Following a recent listen to one of my favorite podcasts—The Broski Report, where comedian/celebrity interviewer Brittany Tomlinson (ahem, Broski) dove into a nearly 20-minute spiel about the perfumes that make her smell like a rich woman in a fancy hotel lobby—I knew I had to reset my palate with the help of this self-described fragrancehead. The most impressive part of this scent-inspired rant? She’s not just rattling off names because they smell good. From the understanding of accords to the art of layering, Tomlinson really knows what she’s talking about.
(Image credit: Raul Romo)
You may have once known her as “kombucha girl”—the expressive Southerner who amassed over 4.3 million likes on one singular TikTok circa 2019—but in the passing years, this social media starlet has blossomed into a media multi-hyphenate. Most recently, she added fragrance connoisseur to her stacked résumé. Though I sample hordes of new perfumes every week for a living, I found my preferences aligning with Tomlinson’s taste so seamlessly that I needed to pick her brain myself, and little did I know how much my credit card would suffer following her first-class recommendations.

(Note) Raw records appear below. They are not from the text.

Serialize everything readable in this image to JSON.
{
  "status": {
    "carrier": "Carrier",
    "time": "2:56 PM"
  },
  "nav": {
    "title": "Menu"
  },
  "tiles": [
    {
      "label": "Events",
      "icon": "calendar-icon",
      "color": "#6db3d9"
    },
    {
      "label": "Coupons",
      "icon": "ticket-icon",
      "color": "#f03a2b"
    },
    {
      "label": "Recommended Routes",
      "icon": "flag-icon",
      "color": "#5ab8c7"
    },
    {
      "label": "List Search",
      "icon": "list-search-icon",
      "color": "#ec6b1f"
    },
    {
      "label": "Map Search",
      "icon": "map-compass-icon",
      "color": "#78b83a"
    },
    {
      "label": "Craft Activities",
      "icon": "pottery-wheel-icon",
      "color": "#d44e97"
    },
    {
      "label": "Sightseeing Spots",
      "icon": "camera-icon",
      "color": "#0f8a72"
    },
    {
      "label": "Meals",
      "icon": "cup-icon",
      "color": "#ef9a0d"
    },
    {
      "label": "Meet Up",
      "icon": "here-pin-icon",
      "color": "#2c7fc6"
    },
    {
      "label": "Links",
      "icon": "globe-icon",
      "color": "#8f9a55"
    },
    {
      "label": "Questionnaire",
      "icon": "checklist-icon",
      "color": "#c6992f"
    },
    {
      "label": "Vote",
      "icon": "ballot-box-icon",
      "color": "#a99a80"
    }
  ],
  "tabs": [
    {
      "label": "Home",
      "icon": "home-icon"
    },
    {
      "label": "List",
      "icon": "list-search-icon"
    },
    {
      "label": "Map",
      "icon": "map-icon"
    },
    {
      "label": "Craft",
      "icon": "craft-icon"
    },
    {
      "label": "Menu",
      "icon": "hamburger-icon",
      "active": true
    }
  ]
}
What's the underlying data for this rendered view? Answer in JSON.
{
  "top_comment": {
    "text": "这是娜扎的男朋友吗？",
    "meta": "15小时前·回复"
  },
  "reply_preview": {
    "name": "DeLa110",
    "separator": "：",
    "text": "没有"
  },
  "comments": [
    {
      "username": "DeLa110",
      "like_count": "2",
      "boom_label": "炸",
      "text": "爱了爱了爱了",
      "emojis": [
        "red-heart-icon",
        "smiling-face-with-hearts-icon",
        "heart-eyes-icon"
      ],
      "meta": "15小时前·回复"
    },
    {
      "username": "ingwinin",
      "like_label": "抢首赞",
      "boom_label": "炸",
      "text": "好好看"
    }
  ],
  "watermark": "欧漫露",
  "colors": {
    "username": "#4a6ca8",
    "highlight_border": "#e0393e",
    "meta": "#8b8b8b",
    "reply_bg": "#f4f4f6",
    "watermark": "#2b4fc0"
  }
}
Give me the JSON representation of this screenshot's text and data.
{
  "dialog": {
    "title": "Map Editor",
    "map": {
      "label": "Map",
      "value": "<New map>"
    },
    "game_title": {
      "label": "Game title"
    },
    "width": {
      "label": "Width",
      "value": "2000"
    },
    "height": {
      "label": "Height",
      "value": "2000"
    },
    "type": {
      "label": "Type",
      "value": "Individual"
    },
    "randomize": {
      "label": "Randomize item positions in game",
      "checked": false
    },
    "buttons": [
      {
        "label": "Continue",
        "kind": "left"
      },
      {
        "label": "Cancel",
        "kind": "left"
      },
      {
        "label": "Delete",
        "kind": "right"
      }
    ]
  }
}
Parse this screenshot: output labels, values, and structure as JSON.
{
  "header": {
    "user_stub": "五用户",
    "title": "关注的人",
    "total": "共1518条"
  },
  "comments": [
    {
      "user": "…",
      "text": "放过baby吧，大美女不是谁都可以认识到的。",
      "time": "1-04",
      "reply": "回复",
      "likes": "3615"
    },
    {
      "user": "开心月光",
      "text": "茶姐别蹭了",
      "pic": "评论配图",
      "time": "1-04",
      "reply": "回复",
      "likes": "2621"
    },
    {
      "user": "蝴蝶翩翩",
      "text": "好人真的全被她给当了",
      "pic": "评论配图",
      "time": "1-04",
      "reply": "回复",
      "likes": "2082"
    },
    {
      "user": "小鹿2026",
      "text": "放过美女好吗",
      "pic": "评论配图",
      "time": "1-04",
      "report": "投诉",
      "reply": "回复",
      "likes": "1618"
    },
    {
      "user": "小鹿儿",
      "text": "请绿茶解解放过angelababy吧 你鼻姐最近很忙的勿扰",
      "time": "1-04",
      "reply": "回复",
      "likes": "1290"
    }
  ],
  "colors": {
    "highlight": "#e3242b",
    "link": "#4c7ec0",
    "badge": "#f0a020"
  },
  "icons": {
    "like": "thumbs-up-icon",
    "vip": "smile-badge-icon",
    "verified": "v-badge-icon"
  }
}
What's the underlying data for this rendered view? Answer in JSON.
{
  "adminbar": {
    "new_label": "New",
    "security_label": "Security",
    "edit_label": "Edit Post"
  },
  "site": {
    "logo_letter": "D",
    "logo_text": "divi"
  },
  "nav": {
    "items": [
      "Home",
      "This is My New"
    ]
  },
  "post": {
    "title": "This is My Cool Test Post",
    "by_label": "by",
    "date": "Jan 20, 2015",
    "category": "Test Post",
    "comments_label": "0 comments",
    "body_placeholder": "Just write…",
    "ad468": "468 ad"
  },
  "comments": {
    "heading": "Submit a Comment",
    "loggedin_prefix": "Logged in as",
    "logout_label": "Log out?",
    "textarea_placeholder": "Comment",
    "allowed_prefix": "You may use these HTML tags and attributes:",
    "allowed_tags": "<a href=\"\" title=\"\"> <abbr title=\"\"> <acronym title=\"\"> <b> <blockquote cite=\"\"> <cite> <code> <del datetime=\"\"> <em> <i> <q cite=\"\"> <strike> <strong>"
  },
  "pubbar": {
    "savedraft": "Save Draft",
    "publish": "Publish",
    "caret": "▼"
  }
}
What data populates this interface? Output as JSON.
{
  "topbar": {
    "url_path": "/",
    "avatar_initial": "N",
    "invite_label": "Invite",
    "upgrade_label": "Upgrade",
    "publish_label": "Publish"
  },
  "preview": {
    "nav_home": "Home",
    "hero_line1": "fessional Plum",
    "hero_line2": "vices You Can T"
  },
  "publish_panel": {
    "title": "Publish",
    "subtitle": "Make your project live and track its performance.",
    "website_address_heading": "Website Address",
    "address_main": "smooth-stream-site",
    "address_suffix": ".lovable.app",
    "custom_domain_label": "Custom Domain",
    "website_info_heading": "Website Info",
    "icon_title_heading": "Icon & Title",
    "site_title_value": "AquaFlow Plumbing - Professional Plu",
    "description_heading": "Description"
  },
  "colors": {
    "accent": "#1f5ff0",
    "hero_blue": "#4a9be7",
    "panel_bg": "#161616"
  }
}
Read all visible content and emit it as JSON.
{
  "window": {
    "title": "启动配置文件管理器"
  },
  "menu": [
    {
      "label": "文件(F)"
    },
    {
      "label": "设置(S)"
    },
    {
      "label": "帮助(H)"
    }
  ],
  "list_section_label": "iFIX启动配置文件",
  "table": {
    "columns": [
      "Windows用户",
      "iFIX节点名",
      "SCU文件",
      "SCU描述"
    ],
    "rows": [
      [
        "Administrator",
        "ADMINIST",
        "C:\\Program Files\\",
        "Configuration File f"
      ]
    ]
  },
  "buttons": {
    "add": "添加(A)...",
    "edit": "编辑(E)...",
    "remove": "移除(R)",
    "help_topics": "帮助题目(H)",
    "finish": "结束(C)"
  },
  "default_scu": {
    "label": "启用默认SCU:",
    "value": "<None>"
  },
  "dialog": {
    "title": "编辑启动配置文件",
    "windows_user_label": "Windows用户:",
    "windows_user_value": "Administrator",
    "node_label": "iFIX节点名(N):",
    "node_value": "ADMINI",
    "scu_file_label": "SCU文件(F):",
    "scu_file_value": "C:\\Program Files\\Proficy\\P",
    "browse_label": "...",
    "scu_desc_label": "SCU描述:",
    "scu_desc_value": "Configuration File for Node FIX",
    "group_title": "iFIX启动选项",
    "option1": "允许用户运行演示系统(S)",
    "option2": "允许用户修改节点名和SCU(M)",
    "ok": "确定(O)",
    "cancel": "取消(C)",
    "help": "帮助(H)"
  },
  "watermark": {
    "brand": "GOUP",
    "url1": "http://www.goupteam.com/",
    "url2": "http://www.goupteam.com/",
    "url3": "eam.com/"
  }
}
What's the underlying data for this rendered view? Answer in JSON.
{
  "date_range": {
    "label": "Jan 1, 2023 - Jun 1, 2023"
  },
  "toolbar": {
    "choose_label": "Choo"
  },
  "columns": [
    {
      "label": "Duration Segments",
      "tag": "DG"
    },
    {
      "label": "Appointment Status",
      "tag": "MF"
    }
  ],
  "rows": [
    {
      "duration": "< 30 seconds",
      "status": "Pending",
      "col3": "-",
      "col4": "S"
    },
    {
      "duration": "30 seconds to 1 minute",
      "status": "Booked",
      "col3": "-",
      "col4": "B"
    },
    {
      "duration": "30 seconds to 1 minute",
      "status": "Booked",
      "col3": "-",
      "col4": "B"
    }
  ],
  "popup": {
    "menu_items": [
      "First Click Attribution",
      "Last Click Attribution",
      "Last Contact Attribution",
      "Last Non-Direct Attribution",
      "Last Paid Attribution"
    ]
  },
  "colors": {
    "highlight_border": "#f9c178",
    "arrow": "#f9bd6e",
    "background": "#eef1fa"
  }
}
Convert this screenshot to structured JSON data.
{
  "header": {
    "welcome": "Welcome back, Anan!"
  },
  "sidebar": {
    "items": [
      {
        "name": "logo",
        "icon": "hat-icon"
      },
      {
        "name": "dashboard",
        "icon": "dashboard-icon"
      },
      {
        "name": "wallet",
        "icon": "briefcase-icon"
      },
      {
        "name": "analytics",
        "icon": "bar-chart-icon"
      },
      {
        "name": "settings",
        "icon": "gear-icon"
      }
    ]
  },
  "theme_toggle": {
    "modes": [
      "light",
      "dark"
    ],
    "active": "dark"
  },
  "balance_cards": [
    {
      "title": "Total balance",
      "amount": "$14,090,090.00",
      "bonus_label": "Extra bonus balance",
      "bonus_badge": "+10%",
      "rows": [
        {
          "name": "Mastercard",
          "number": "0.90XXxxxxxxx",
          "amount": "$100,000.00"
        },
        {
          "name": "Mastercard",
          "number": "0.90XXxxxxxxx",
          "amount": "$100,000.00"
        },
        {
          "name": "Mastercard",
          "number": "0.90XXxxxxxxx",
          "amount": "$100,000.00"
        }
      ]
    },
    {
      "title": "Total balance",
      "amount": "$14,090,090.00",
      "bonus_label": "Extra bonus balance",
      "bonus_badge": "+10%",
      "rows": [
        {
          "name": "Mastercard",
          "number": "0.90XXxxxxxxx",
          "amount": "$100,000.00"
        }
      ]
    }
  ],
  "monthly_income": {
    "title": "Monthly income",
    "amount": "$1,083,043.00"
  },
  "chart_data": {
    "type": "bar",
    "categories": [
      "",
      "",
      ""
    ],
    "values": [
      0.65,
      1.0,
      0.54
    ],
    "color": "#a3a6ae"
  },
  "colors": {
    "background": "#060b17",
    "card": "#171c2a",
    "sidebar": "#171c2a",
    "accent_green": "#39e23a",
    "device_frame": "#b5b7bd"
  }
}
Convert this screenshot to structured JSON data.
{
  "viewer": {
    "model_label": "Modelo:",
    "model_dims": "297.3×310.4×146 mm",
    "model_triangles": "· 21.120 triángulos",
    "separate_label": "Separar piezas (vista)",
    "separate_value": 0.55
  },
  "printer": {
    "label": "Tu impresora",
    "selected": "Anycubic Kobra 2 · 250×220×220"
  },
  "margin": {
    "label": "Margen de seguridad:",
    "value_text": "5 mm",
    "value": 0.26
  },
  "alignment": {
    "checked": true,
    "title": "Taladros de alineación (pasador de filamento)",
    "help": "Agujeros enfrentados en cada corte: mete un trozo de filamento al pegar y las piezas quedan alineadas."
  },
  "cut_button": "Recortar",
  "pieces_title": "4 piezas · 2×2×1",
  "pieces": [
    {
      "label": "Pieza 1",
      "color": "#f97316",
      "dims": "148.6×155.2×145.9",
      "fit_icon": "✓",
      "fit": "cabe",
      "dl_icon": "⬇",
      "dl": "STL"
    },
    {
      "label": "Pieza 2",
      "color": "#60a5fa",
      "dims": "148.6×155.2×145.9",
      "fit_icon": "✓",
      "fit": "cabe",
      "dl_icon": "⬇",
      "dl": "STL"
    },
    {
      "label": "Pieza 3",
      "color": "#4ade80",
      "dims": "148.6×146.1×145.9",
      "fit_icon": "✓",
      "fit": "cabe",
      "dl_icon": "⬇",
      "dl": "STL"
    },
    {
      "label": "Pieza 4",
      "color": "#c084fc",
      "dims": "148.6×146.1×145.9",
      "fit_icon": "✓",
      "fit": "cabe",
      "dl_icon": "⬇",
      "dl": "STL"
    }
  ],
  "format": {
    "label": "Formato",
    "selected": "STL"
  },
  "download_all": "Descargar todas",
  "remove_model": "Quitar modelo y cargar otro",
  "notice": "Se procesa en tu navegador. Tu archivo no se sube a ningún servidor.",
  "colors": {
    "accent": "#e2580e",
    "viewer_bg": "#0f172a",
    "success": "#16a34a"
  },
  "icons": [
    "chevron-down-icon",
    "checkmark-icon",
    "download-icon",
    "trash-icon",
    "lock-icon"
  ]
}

“I think there’s something very luxurious about always smelling good,” Tomlinson tells me. “When I was working my horrible desk job making $39,000 a year, the one small item I’d gift myself was a new fragrance on my birthday every year. I used to save up for that Sephora trip.”
(Image credit: Brittany Tomlinson)
Though she grew up around women with good noses (family friends who gifted her with old, unused bottles of Chanel’s Coco Mademoiselle and Burberry’s Brit and a mom devoted to Mugler’s Angel), Tomlinson has learned that her journey toward a signature scent is a work in progress. “I’m always changing, and so are my preferences. Fragrance is a great physical embodiment of that,” she muses.